Find the limit of the cosine sequence.

Question

The question is to find $\lim\limits_{n\to\infty} \cos \frac{x}{2} \cdot \cos \frac{x}{2^2} \cdot \cos \frac{x}{2^3}\cdot\cdot\cdot \cos \frac{x}{2^n}$.

I first thought of several facts:
1). $-1 \leq \cos(a) \leq 1$ (From this I know the sequence is also bounded by -1 and 1)
2). $\cos(0) = 1$ (This is what the items in the sequence tend to, as n becomes bigger)
3). When $x=0$, the limit is 1.

Then I failed to think more and the above do not get me anywhere close to finding the limit...
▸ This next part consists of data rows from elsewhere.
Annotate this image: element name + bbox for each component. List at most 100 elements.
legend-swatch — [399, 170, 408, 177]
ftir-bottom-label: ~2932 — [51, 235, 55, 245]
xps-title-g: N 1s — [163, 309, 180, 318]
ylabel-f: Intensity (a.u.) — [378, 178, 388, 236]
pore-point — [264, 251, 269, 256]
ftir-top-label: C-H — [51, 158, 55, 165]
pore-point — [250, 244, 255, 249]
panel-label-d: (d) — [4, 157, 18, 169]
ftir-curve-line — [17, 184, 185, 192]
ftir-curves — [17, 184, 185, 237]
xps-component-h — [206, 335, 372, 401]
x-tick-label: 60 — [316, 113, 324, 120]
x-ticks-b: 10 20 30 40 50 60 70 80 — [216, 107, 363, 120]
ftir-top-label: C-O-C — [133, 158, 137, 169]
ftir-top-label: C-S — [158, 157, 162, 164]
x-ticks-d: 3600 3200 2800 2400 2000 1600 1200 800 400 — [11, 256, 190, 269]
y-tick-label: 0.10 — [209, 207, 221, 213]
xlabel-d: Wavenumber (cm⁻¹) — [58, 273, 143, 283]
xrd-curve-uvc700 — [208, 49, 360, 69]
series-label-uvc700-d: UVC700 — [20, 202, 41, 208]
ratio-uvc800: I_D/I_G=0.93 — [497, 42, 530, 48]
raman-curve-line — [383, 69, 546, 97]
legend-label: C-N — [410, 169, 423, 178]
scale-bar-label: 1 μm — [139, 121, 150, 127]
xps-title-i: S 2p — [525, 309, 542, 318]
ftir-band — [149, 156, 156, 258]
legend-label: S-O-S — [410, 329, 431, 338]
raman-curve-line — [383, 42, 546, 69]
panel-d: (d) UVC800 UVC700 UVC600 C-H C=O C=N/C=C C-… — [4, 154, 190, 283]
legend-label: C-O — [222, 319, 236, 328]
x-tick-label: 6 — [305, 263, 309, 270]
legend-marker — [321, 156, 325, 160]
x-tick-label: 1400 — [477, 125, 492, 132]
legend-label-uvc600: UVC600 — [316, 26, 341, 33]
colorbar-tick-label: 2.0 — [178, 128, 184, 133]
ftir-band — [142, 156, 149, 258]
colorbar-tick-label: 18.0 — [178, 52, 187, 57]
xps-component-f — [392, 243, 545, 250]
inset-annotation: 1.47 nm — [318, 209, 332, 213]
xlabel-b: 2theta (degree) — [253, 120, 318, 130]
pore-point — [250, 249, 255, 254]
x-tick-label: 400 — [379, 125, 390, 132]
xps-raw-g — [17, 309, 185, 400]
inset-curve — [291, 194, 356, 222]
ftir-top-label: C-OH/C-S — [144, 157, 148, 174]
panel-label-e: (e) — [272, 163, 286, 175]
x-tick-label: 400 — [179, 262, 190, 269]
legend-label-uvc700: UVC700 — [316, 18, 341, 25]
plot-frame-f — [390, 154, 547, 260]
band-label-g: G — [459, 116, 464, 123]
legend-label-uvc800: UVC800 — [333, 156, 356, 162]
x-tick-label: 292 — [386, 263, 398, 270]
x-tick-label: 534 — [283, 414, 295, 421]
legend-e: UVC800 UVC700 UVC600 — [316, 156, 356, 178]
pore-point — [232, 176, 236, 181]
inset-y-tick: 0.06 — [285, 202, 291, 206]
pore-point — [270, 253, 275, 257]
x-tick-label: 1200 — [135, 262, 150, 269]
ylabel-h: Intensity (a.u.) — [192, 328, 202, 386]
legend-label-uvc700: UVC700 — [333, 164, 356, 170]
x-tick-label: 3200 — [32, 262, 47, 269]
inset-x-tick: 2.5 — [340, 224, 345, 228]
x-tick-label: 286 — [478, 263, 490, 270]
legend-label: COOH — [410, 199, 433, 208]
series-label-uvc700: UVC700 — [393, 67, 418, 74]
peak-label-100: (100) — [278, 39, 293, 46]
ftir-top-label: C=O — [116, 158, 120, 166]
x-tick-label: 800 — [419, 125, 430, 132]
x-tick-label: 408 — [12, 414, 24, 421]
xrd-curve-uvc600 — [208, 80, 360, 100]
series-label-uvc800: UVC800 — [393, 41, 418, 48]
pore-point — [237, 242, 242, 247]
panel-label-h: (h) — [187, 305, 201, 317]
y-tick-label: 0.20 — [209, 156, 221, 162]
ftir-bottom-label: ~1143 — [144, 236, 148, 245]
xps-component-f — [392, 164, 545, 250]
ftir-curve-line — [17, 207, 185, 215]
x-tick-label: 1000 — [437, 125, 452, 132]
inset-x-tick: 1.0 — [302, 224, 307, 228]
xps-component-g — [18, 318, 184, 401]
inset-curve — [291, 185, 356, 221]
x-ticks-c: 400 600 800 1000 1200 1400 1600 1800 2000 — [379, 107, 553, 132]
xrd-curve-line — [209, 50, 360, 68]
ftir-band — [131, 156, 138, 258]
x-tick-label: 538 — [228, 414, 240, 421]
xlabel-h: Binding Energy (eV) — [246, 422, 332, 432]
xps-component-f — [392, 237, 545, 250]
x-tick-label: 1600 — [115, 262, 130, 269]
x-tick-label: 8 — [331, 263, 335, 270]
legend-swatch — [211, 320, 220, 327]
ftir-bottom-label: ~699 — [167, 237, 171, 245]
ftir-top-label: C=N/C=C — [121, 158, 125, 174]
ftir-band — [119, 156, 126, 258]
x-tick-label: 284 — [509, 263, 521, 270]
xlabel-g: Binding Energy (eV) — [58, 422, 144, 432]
Can anybody teach me how to find the limit of this sequence? Thanks a lot.

Answer 1

May be, you could start using $$\sin(x)=2\sin(\frac x2)\cos(\frac x2)=2\cos(\frac x2)\Big(2\sin(\frac x4)\cos(\frac x4)\Big)=2^2\cos(\frac x2)\cos(\frac x4)\sin(\frac x4)=$$ $$2^2\cos(\frac x2)\cos(\frac x4)\Big(2\sin(\frac x8)\cos(\frac x8)\Big)=2^3\cos(\frac x2)\cos(\frac x4)\cos(\frac x8)\sin(\frac x8)$$ and continue to get $$\sin(x)=2^n \cos(\frac x2)\cos(\frac x4)\cos(\frac x8) \cdots\cos(\frac x {2^n})\sin(\frac x {2^n})$$ When $n$ becomes very large $\sin(\frac x {2^n})\approx \frac x {2^n}$ which makes the product of the cosines becomes closer and closer to $\frac{\sin(x)} x$.

Answer 2

If $x \ne 0$, then \begin{align} \lim_{n\to\infty}\cos \frac{x}{2}\cos\frac{x}{2^2}\cos\frac{x}{2^3}\cdots \cos \frac{x}{2^n}&=\lim_{n\to\infty}\frac{\cos \frac{x}{2}\cos\frac{x}{2^2}\cos\frac{x}{2^3}\cdots \cos \frac{x}{2^n}\sin\frac{x}{2^n}}{\sin\frac{x}{2^n}}\\ &=\lim_{n\to\infty}\frac{\cos \frac{x}{2}\cos\frac{x}{2^2}\cos\frac{x}{2^3}\cdots \cos \frac{x}{2^{n-1}}\sin\frac{x}{2^{n-1}}}{2\sin\frac{x}{2^n}}\\ &=\lim_{n\to\infty}\frac{\cos \frac{x}{2}\cos\frac{x}{2^2}\cos\frac{x}{2^3}\cdots \cos \frac{x}{2^{n-2}}\sin\frac{x}{2^{n-2}}}{2^2\sin\frac{x}{2^n}}\\ &=\cdots\\ &=\lim_{n\to\infty}\frac{\sin x}{2^n \sin\frac{x}{2^n}}\\ &=\frac{\sin x}{x}. \end{align} If $x=0$, then given limit goes to $1$.